Nas teorias de Henry Giroux, vemos alguns aspectos muito importantes para os Professores como intelectuais e transformador da educação na modernidade, visto que ainda hoje á debates a respeito de alguns pontos no qual é apresentado por ele, pois apresenta alguns problemas que juntamente com os textos fornecidos para este trabalho nos leva a três ideias principais, na qual a primeira é o professor como intelectual publico, a segunda a escola como esfera publica e o terceiro a criticas aos currículos.

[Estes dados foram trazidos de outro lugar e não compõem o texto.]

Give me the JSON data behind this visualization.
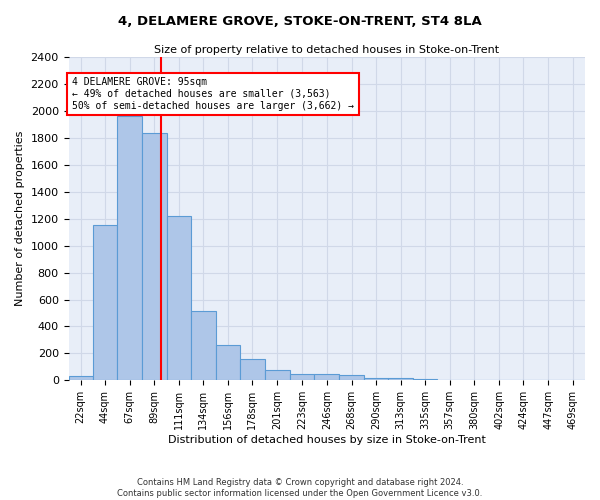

Cada um destes pontos é discutido hoje na filosofia da educação, no qual proporciona uma reflexão para os professores de como está o seu papel na formação-aprendizagem, pois um dos desafios é despertar o professor tradicional levando-o para além da sala de aula, sendo um intelectual transformador que leve a um sentido democrático e igualitário ao aluno, e quebrando paradigmas curriculares tradicionais que ainda paira como um currículo oculto que hoje ainda é lecionado como dizia o historiador Eric Hobsbawm  no livro sobre história, em que apresenta um padrão de conhecimento contrário de cima para baixo, descartando o debaixo para cima, que não trás em seu conteúdo uma reflexão que transforme a condição do trabalhador que ainda está permanecendo no modelo currículo tecnicista, em que o processo não sai do simples, permanece no obvio, não abrange nem inclui o aluno como sujeito histórico.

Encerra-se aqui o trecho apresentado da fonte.